Il sipario sul cantiere per la riqualificazione dell’area portuale e la messa in sicurezza delle banchine del molo di ponente a Cesenatico si era sollevato ufficialmente la scorsa primavera per poi abbassarsi temporaenamente per la pausa di questo Ferragosto. Oggi, dopo poche ore di tregua, i lavori sulla bancina sono ripresi. Il progetto interessa un’area di circa 7.000 metri quadri, dal piccolo squero alla darsena. L’importo complessivo dei lavori è di 1.160.000 euro, di cui 723.072,47 finanziati con il contributo del Po Feamp 2014-2020.
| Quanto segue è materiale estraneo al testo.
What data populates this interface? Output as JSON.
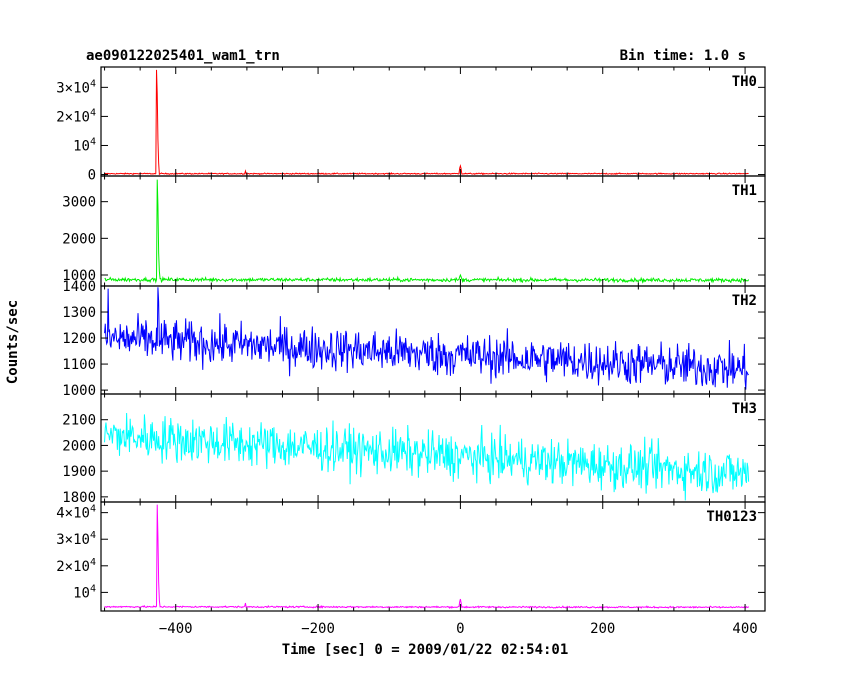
{
  "header": {
    "title": "ae090122025401_wam1_trn",
    "bin_time": "Bin time: 1.0 s"
  },
  "chart_data": {
    "type": "line",
    "title": "ae090122025401_wam1_trn",
    "subtitle": "Bin time: 1.0 s",
    "xlabel": "Time [sec] 0 = 2009/01/22 02:54:01",
    "ylabel": "Counts/sec",
    "xlim": [
      -505,
      428
    ],
    "x_ticks": [
      -400,
      -200,
      0,
      200,
      400
    ],
    "x_tick_labels": [
      "−400",
      "−200",
      "0",
      "200",
      "400"
    ],
    "data_x_range": [
      -500,
      405
    ],
    "grid": false,
    "panels": [
      {
        "name": "TH0",
        "color": "#ff0000",
        "ylim": [
          -500,
          37000
        ],
        "y_ticks": [
          0,
          10000,
          20000,
          30000
        ],
        "y_tick_labels": [
          [
            "0",
            ""
          ],
          [
            "10",
            "4"
          ],
          [
            "2×10",
            "4"
          ],
          [
            "3×10",
            "4"
          ]
        ],
        "baseline": 300,
        "noise": 100,
        "trend_end": 300,
        "spikes": [
          {
            "x": -427,
            "y": 36000
          },
          {
            "x": -426,
            "y": 28000
          },
          {
            "x": -425,
            "y": 12000
          },
          {
            "x": -424,
            "y": 4000
          },
          {
            "x": -302,
            "y": 1200
          },
          {
            "x": -1,
            "y": 2200
          },
          {
            "x": 0,
            "y": 3000
          },
          {
            "x": 1,
            "y": 2000
          }
        ]
      },
      {
        "name": "TH1",
        "color": "#00ee00",
        "ylim": [
          700,
          3700
        ],
        "y_ticks": [
          1000,
          2000,
          3000
        ],
        "y_tick_labels": [
          [
            "1000",
            ""
          ],
          [
            "2000",
            ""
          ],
          [
            "3000",
            ""
          ]
        ],
        "baseline": 875,
        "noise": 25,
        "trend_end": 860,
        "spikes": [
          {
            "x": -426,
            "y": 3600
          },
          {
            "x": -425,
            "y": 2900
          },
          {
            "x": -424,
            "y": 1600
          },
          {
            "x": -423,
            "y": 1100
          },
          {
            "x": -1,
            "y": 950
          },
          {
            "x": 0,
            "y": 1000
          },
          {
            "x": 1,
            "y": 950
          }
        ]
      },
      {
        "name": "TH2",
        "color": "#0000ff",
        "ylim": [
          985,
          1400
        ],
        "y_ticks": [
          1000,
          1100,
          1200,
          1300,
          1400
        ],
        "y_tick_labels": [
          [
            "1000",
            ""
          ],
          [
            "1100",
            ""
          ],
          [
            "1200",
            ""
          ],
          [
            "1300",
            ""
          ],
          [
            "1400",
            ""
          ]
        ],
        "baseline": 1200,
        "noise": 42,
        "trend_end": 1080,
        "spikes": [
          {
            "x": -495,
            "y": 1390
          },
          {
            "x": -425,
            "y": 1395
          },
          {
            "x": -424,
            "y": 1340
          }
        ]
      },
      {
        "name": "TH3",
        "color": "#00ffff",
        "ylim": [
          1780,
          2200
        ],
        "y_ticks": [
          1800,
          1900,
          2000,
          2100
        ],
        "y_tick_labels": [
          [
            "1800",
            ""
          ],
          [
            "1900",
            ""
          ],
          [
            "2000",
            ""
          ],
          [
            "2100",
            ""
          ]
        ],
        "baseline": 2040,
        "noise": 45,
        "trend_end": 1890,
        "spikes": []
      },
      {
        "name": "TH0123",
        "color": "#ff00ff",
        "ylim": [
          3000,
          44000
        ],
        "y_ticks": [
          10000,
          20000,
          30000,
          40000
        ],
        "y_tick_labels": [
          [
            "10",
            "4"
          ],
          [
            "2×10",
            "4"
          ],
          [
            "3×10",
            "4"
          ],
          [
            "4×10",
            "4"
          ]
        ],
        "baseline": 4600,
        "noise": 150,
        "trend_end": 4400,
        "spikes": [
          {
            "x": -426,
            "y": 43000
          },
          {
            "x": -425,
            "y": 31000
          },
          {
            "x": -424,
            "y": 14000
          },
          {
            "x": -423,
            "y": 7000
          },
          {
            "x": -302,
            "y": 6000
          },
          {
            "x": -1,
            "y": 6500
          },
          {
            "x": 0,
            "y": 7500
          },
          {
            "x": 1,
            "y": 6000
          }
        ]
      }
    ]
  }
}
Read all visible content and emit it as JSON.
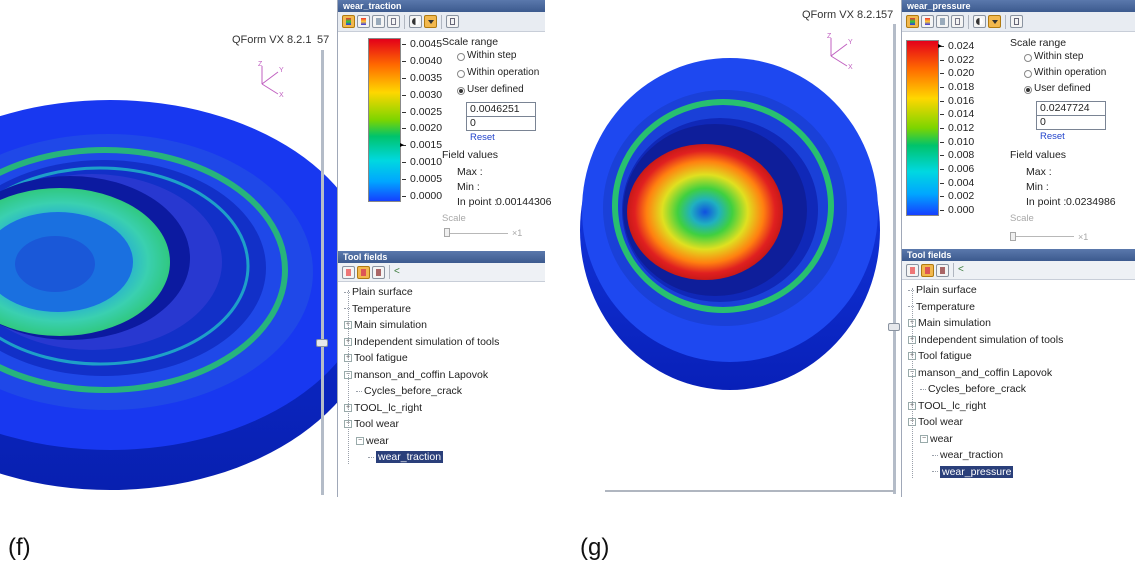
{
  "panels": [
    {
      "id": "f",
      "app_title": "QForm VX 8.2.1",
      "frame_number": "57",
      "field_title": "wear_traction",
      "colorbar_ticks": [
        "0.0045",
        "0.0040",
        "0.0035",
        "0.0030",
        "0.0025",
        "0.0020",
        "0.0015",
        "0.0010",
        "0.0005",
        "0.0000"
      ],
      "current_tick_index": 6,
      "scale_range": {
        "label": "Scale range",
        "options": [
          "Within step",
          "Within operation",
          "User defined"
        ],
        "selected": "User defined",
        "max_value": "0.0046251",
        "min_value": "0",
        "reset_label": "Reset"
      },
      "field_values": {
        "label": "Field values",
        "max_label": "Max :",
        "min_label": "Min :",
        "in_point_label": "In point :",
        "in_point_value": "0.00144306"
      },
      "scale": {
        "label": "Scale",
        "multiplier": "×1"
      },
      "tool_fields": {
        "title": "Tool fields",
        "items": [
          {
            "label": "Plain surface",
            "level": 0,
            "expander": "",
            "selected": false
          },
          {
            "label": "Temperature",
            "level": 0,
            "expander": "",
            "selected": false
          },
          {
            "label": "Main simulation",
            "level": 0,
            "expander": "+",
            "selected": false
          },
          {
            "label": "Independent simulation of tools",
            "level": 0,
            "expander": "+",
            "selected": false
          },
          {
            "label": "Tool fatigue",
            "level": 0,
            "expander": "+",
            "selected": false
          },
          {
            "label": "manson_and_coffin Lapovok",
            "level": 0,
            "expander": "−",
            "selected": false
          },
          {
            "label": "Cycles_before_crack",
            "level": 1,
            "expander": "",
            "selected": false
          },
          {
            "label": "TOOL_lc_right",
            "level": 0,
            "expander": "+",
            "selected": false
          },
          {
            "label": "Tool wear",
            "level": 0,
            "expander": "−",
            "selected": false
          },
          {
            "label": "wear",
            "level": 1,
            "expander": "−",
            "selected": false
          },
          {
            "label": "wear_traction",
            "level": 2,
            "expander": "",
            "selected": true
          }
        ]
      },
      "caption": "(f)"
    },
    {
      "id": "g",
      "app_title": "QForm VX 8.2.1",
      "frame_number": "57",
      "field_title": "wear_pressure",
      "colorbar_ticks": [
        "0.024",
        "0.022",
        "0.020",
        "0.018",
        "0.016",
        "0.014",
        "0.012",
        "0.010",
        "0.008",
        "0.006",
        "0.004",
        "0.002",
        "0.000"
      ],
      "current_tick_index": 0,
      "scale_range": {
        "label": "Scale range",
        "options": [
          "Within step",
          "Within operation",
          "User defined"
        ],
        "selected": "User defined",
        "max_value": "0.0247724",
        "min_value": "0",
        "reset_label": "Reset"
      },
      "field_values": {
        "label": "Field values",
        "max_label": "Max :",
        "min_label": "Min :",
        "in_point_label": "In point :",
        "in_point_value": "0.0234986"
      },
      "scale": {
        "label": "Scale",
        "multiplier": "×1"
      },
      "tool_fields": {
        "title": "Tool fields",
        "items": [
          {
            "label": "Plain surface",
            "level": 0,
            "expander": "",
            "selected": false
          },
          {
            "label": "Temperature",
            "level": 0,
            "expander": "",
            "selected": false
          },
          {
            "label": "Main simulation",
            "level": 0,
            "expander": "+",
            "selected": false
          },
          {
            "label": "Independent simulation of tools",
            "level": 0,
            "expander": "+",
            "selected": false
          },
          {
            "label": "Tool fatigue",
            "level": 0,
            "expander": "+",
            "selected": false
          },
          {
            "label": "manson_and_coffin Lapovok",
            "level": 0,
            "expander": "−",
            "selected": false
          },
          {
            "label": "Cycles_before_crack",
            "level": 1,
            "expander": "",
            "selected": false
          },
          {
            "label": "TOOL_lc_right",
            "level": 0,
            "expander": "+",
            "selected": false
          },
          {
            "label": "Tool wear",
            "level": 0,
            "expander": "−",
            "selected": false
          },
          {
            "label": "wear",
            "level": 1,
            "expander": "−",
            "selected": false
          },
          {
            "label": "wear_traction",
            "level": 2,
            "expander": "",
            "selected": false
          },
          {
            "label": "wear_pressure",
            "level": 2,
            "expander": "",
            "selected": true
          }
        ]
      },
      "caption": "(g)"
    }
  ],
  "icons": {
    "axis_gizmo": "xyz-axis-icon",
    "toolbar": [
      "color-map-icon",
      "isolines-icon",
      "legend-icon",
      "grid-icon",
      "contrast-icon",
      "dropdown-icon",
      "panel-icon"
    ],
    "tool_fields_toolbar": [
      "tool-display-icon",
      "tool-field-icon",
      "tool-mesh-icon",
      "tree-link-icon"
    ]
  },
  "colors": {
    "title_bar": "#3c5a8e",
    "toolbar_active": "#f2b84e",
    "selected_item": "#2a3f7a",
    "reset_link": "#2244cc"
  }
}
L’affidamento dei lavori, per un importo a base di gara di 989.630,20 euro, è avvenuto con procedura negoziata, con il criterio del prezzo più basso, invitando a presentare offerta 20 operatori economici, individuati mediante sorteggio dalla Centrale Unica di Committenza dei Comuni di Cervia, Cesenatico e Russi, per conto del Comune di Cesenatico, in possesso di certificazione Soa con categoria OG3. Delle nove imprese che hanno risposto all’invito, l’offerta di massimo ribasso (26,624%) è stata presentata dalla ditta Parziale Vincenzo & Figli Srl con sede a Policoro, che pertanto si è aggiudicata i lavori per un ammontare di 728.356,06 euro. L’area di cantiere era stata formalmente consegnata alla ditta il giorno 16 aprile, al fine di consentire l’impianto del cantiere; per garantire il regolare svolgimento della manifestazione Azzurro come il pesce, in calendario dal 28 aprile al 1 maggio, le lavorazioni inizieranno dal giorno 3 maggio sulla banchina in prossimità dello stallo del traghetto.

“Si tratta di un intervento necessario all’area produttiva del nostro porto che oggi presenta una situazione di degrado e pericolosità – aveva affermato alla vigilia dei lavori il sindaco Matteo Gozzoli – Finalmente dopo anni riusciamo a mettere mano al cuore peschereccio di Cesenatico con lavori che ne riqualificheranno un intero comparto. Una risposta anche al quartiere di Ponente che da anni non vedeva investimenti così importanti.”